We’ve been witness to their comeuppance ever since the early February earnings report injected a nasty dose of reality into the situation. Prices are now more than 50% off their peak. If you want a silver lining, it’s that Canopy shares are still 10% up on the year. Though, it certainly doesn’t feel like it. Plus the lion’s share of recent entrants into the Canadian cannabis company likely arrived at higher prices and are now underwater.
Before revealing my bearish trade idea for CGC, allow me to point out two essential takeaways from the latest turn in the pot stock saga.
CGC Stock: Lessons From a Pot Stock Gone Poof
I can think of many lessons to extract from CGC stock’s recent behavior, but here are the two that speak the loudest.
First, when perception outpaces reality, quarterly earnings reports are usually the catalyst for rapid repricing. Holding a speculative stock that just doubled or tripled in a single bound into the announcement is highly, highly risky. So ring the register, take partial profits, buy protection, or take other actions to protect your hard-fought gains.
No one could have predicted that CGC would crash 50% in the aftermath of its Feb. 9 earnings report. But given how red-hot its share price was and how many gains had been priced in, it wasn’t a stretch to assume the earnings report would be underwhelming in light of what was priced in.
Second, volatility and momentum slice both ways. When you’re riding them higher it’s wonderful. But when the tide turns, watch out below. If you’re buying CGC stock, you better decide ahead of time if you’re a long-term investor or a short-term trader. If you’re the former, then buy few enough shares that you can ride out the crashes that will strike along the way. If you’re the latter, then get the heck out of dodge when the trend turns.

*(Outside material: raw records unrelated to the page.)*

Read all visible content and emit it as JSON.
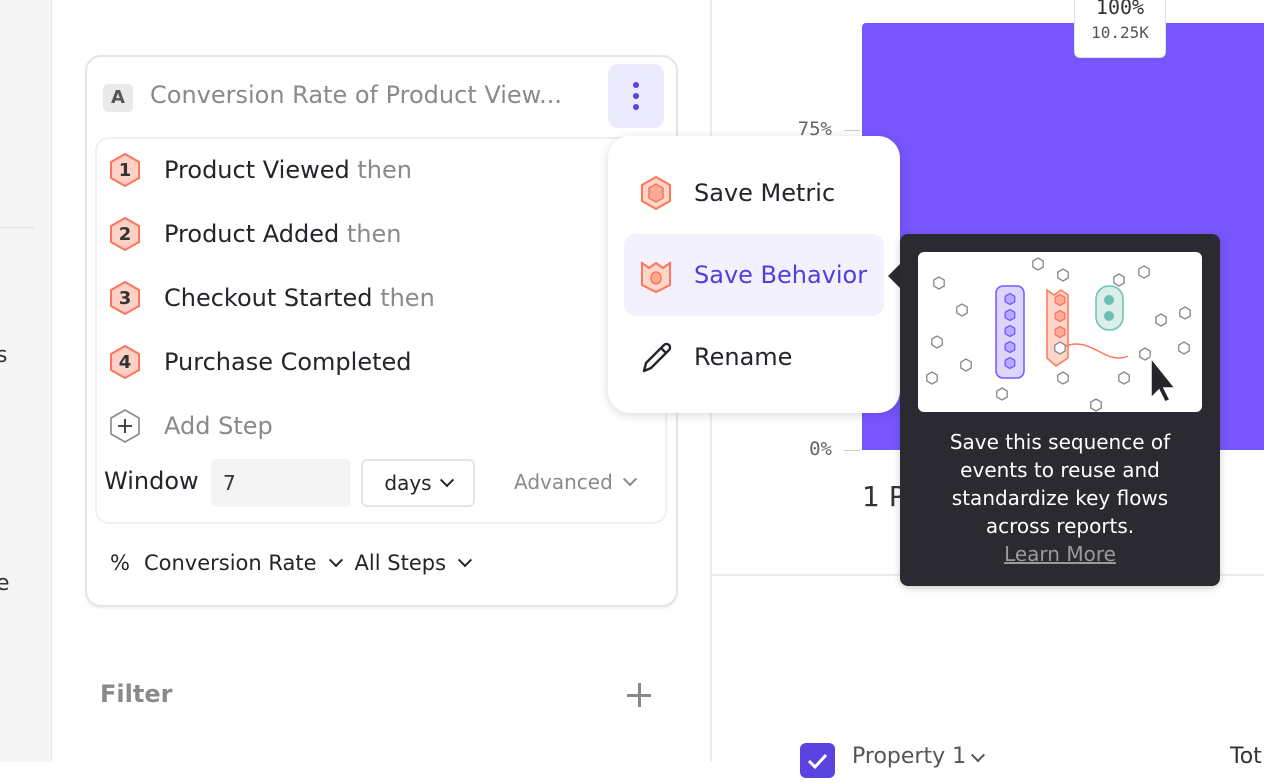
{
  "sidebar": {
    "fragments": [
      "s",
      "e"
    ]
  },
  "metric": {
    "badge": "A",
    "title": "Conversion Rate of Product View...",
    "steps": [
      {
        "num": "1",
        "name": "Product Viewed",
        "suffix": "then"
      },
      {
        "num": "2",
        "name": "Product Added",
        "suffix": "then"
      },
      {
        "num": "3",
        "name": "Checkout Started",
        "suffix": "then"
      },
      {
        "num": "4",
        "name": "Purchase Completed",
        "suffix": ""
      }
    ],
    "add_step": "Add Step",
    "window_label": "Window",
    "window_value": "7",
    "window_unit": "days",
    "advanced": "Advanced",
    "measure_symbol": "%",
    "measure": "Conversion Rate",
    "steps_scope": "All Steps",
    "step_color": "#ff7557"
  },
  "filter": {
    "label": "Filter"
  },
  "menu": {
    "items": [
      {
        "label": "Save Metric",
        "icon": "hexagon-metric-icon"
      },
      {
        "label": "Save Behavior",
        "icon": "behavior-icon"
      },
      {
        "label": "Rename",
        "icon": "pencil-icon"
      }
    ]
  },
  "tooltip": {
    "lines": [
      "Save this sequence of",
      "events to reuse and",
      "standardize key flows",
      "across reports."
    ],
    "link": "Learn More"
  },
  "chart_data": {
    "type": "bar",
    "yticks": [
      "75%",
      "0%"
    ],
    "bar_color": "#7856ff",
    "categories": [
      "1 P"
    ],
    "values": [
      100
    ],
    "data_labels": [
      {
        "percent": "100%",
        "count": "10.25K"
      }
    ],
    "ylim": [
      0,
      100
    ]
  },
  "table": {
    "column": "Property 1",
    "column2": "Tot"
  }
}
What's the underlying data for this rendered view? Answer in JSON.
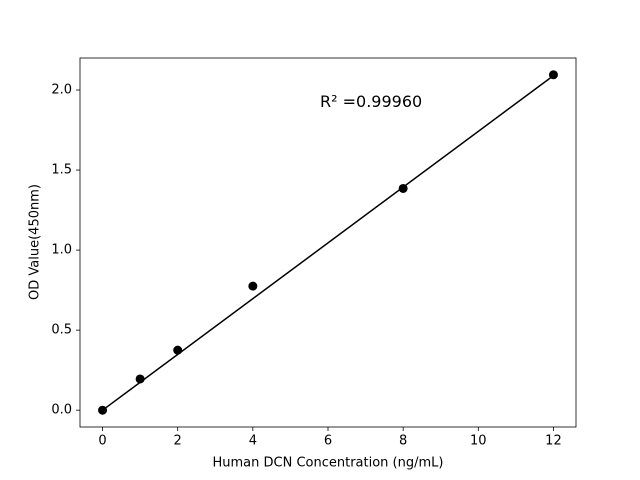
{
  "chart_data": {
    "type": "scatter",
    "x_label": "Human DCN Concentration (ng/mL)",
    "y_label": "OD Value(450nm)",
    "annotation": "R² =0.99960",
    "series": [
      {
        "x": [
          0,
          1,
          2,
          4,
          8,
          12
        ],
        "values": [
          0.0,
          0.195,
          0.375,
          0.775,
          1.385,
          2.095
        ],
        "color": "#000000"
      }
    ],
    "fit_line": {
      "x": [
        0,
        12
      ],
      "values": [
        0.0,
        2.09
      ],
      "color": "#000000"
    },
    "xlim": [
      -0.6,
      12.6
    ],
    "ylim": [
      -0.105,
      2.2
    ],
    "xticks": [
      0,
      2,
      4,
      6,
      8,
      10,
      12
    ],
    "yticks": [
      {
        "value": 0,
        "label": "0.0"
      },
      {
        "value": 0.5,
        "label": "0.5"
      },
      {
        "value": 1,
        "label": "1.0"
      },
      {
        "value": 1.5,
        "label": "1.5"
      },
      {
        "value": 2,
        "label": "2.0"
      }
    ],
    "grid": false
  }
}
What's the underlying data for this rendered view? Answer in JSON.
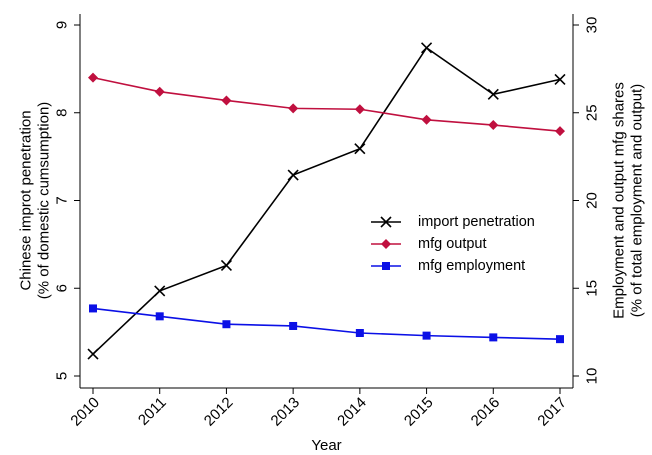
{
  "chart_data": {
    "type": "line",
    "title": "",
    "xlabel": "Year",
    "ylabel_left": [
      "Chinese improt penetration",
      "(% of domestic cumsumption)"
    ],
    "ylabel_right": [
      "Employment and output mfg shares",
      "(% of total employment and output)"
    ],
    "x": [
      2010,
      2011,
      2012,
      2013,
      2014,
      2015,
      2016,
      2017
    ],
    "x_tick_labels": [
      "2010",
      "2011",
      "2012",
      "2013",
      "2014",
      "2015",
      "2016",
      "2017"
    ],
    "y_left_lim": [
      5,
      9
    ],
    "y_left_ticks": [
      5,
      6,
      7,
      8,
      9
    ],
    "y_left_tick_labels": [
      "5",
      "6",
      "7",
      "8",
      "9"
    ],
    "y_right_lim": [
      10,
      30
    ],
    "y_right_ticks": [
      10,
      15,
      20,
      25,
      30
    ],
    "y_right_tick_labels": [
      "10",
      "15",
      "20",
      "25",
      "30"
    ],
    "grid": false,
    "legend_position": "center-right",
    "series": [
      {
        "name": "import penetration",
        "axis": "left",
        "color": "#000000",
        "marker": "x",
        "values": [
          5.25,
          5.97,
          6.26,
          7.29,
          7.59,
          8.74,
          8.21,
          8.38
        ]
      },
      {
        "name": "mfg output",
        "axis": "right",
        "color": "#c0103f",
        "marker": "diamond",
        "values": [
          27.0,
          26.2,
          25.7,
          25.25,
          25.2,
          24.6,
          24.3,
          23.95
        ]
      },
      {
        "name": "mfg employment",
        "axis": "right",
        "color": "#0b10e6",
        "marker": "square",
        "values": [
          13.85,
          13.4,
          12.95,
          12.85,
          12.45,
          12.3,
          12.2,
          12.1
        ]
      }
    ]
  }
}
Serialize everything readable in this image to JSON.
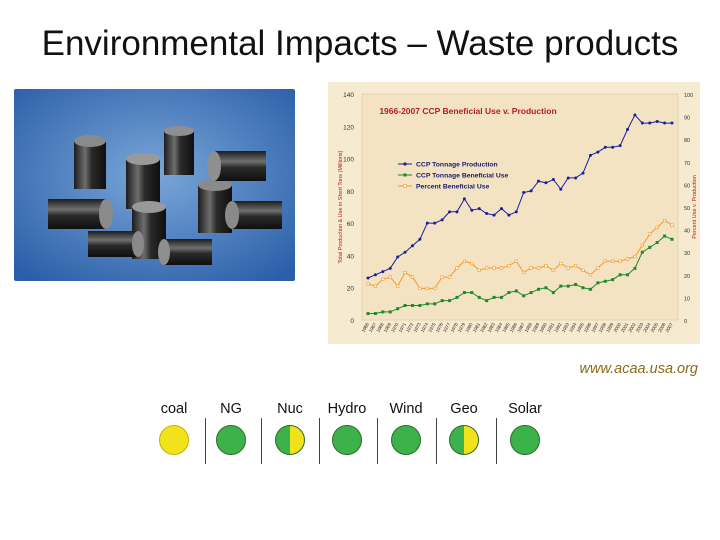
{
  "slide": {
    "title": "Environmental Impacts – Waste products",
    "source": "www.acaa.usa.org",
    "photo_icon": "coal-ash-cylinders-photo"
  },
  "ratings": [
    {
      "label": "coal",
      "fill": "yellow"
    },
    {
      "label": "NG",
      "fill": "green"
    },
    {
      "label": "Nuc",
      "fill": "green-yellow-half"
    },
    {
      "label": "Hydro",
      "fill": "green"
    },
    {
      "label": "Wind",
      "fill": "green"
    },
    {
      "label": "Geo",
      "fill": "green-yellow-half"
    },
    {
      "label": "Solar",
      "fill": "green"
    }
  ],
  "colors": {
    "green": "#3cb34a",
    "yellow": "#f2e21c",
    "production": "#1a1f9e",
    "beneficial_use": "#1e8a2a",
    "percent_use": "#f29a2e",
    "chart_bg": "#f6ead0"
  },
  "chart_data": {
    "type": "line",
    "title": "1966-2007 CCP Beneficial Use v. Production",
    "ylabel": "Total Production & Use in Short Tons (Millions)",
    "y2label": "Percent Use v. Production",
    "ylim": [
      0,
      140
    ],
    "y2lim": [
      0,
      100
    ],
    "yticks": [
      0,
      20,
      40,
      60,
      80,
      100,
      120,
      140
    ],
    "y2ticks": [
      0,
      10,
      20,
      30,
      40,
      50,
      60,
      70,
      80,
      90,
      100
    ],
    "legend_position": "top-left",
    "grid": false,
    "x": [
      1966,
      1967,
      1968,
      1969,
      1970,
      1971,
      1972,
      1973,
      1974,
      1975,
      1976,
      1977,
      1978,
      1979,
      1980,
      1981,
      1982,
      1983,
      1984,
      1985,
      1986,
      1987,
      1988,
      1989,
      1990,
      1991,
      1992,
      1993,
      1994,
      1995,
      1996,
      1997,
      1998,
      1999,
      2000,
      2001,
      2002,
      2003,
      2004,
      2005,
      2006,
      2007
    ],
    "xticks": [
      "1966",
      "1967",
      "1968",
      "1969",
      "1970",
      "1971",
      "1972",
      "1973",
      "1974",
      "1975",
      "1976",
      "1977",
      "1978",
      "1979",
      "1980",
      "1981",
      "1982",
      "1983",
      "1984",
      "1985",
      "1986",
      "1987",
      "1988",
      "1989",
      "1990",
      "1991",
      "1992",
      "1993",
      "1994",
      "1995",
      "1996",
      "1997",
      "1998",
      "1999",
      "2000",
      "2001",
      "2002",
      "2003",
      "2004",
      "2005",
      "2006",
      "2007"
    ],
    "series": [
      {
        "name": "CCP Tonnage Production",
        "axis": "left",
        "values": [
          26,
          28,
          30,
          32,
          39,
          42,
          46,
          50,
          60,
          60,
          62,
          67,
          67,
          75,
          68,
          69,
          66,
          65,
          69,
          65,
          67,
          79,
          80,
          86,
          85,
          87,
          81,
          88,
          88,
          91,
          102,
          104,
          107,
          107,
          108,
          118,
          127,
          122,
          122,
          123,
          122,
          122
        ]
      },
      {
        "name": "CCP Tonnage Beneficial Use",
        "axis": "left",
        "values": [
          4,
          4,
          5,
          5,
          7,
          9,
          9,
          9,
          10,
          10,
          12,
          12,
          14,
          17,
          17,
          14,
          12,
          14,
          14,
          17,
          18,
          15,
          17,
          19,
          20,
          17,
          21,
          21,
          22,
          20,
          19,
          23,
          24,
          25,
          28,
          28,
          32,
          42,
          45,
          48,
          52,
          50
        ]
      },
      {
        "name": "Percent Beneficial Use",
        "axis": "right",
        "values": [
          16,
          15,
          18,
          19,
          15,
          21,
          19,
          14,
          14,
          14,
          19,
          19,
          23,
          26,
          25,
          22,
          23,
          23,
          23,
          24,
          26,
          21,
          23,
          23,
          24,
          22,
          25,
          23,
          24,
          22,
          20,
          23,
          26,
          26,
          26,
          27,
          28,
          33,
          38,
          41,
          44,
          42
        ]
      }
    ]
  }
}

With both lessons properly extracted, let’s move on to the current price action and how to profit from it.
The Trend Is Down for Canopy Growth Stock
Prices are trending lower beneath a falling 50-day and 20-day moving average. The downside momentum has slowed slightly, but it was inevitable after the avalanche of selling that struck following February’s disastrous earnings report. The 200-day moving average is rising closely beneath, but I ultimately think we crack it and move lower.
The last two bounce attempts were rejected at the 20-day, and the current one looks no different. This morning’s 4.5% drop could be signaling the beginning of the next down-leg is upon us.
Long puts or put spreads look tempting here. I prefer the spread route since it carries less risk. It also opens the door to the possibility of holding into the next earnings report without getting slammed by volatility crush like the long put would.
The Trade: Buy the June $27.50/$22.50 bear put spread for $2.10.
The max loss is limited to your initial trade cost and will be forfeited if CGC sits above $27.50 at expiration. The max gain of $2.90 will be captured if prices fall below $22.50 by expiration.
On the date of publication, Tyler Craig did not have (either directly or indirectly) any positions in the securities mentioned in this article.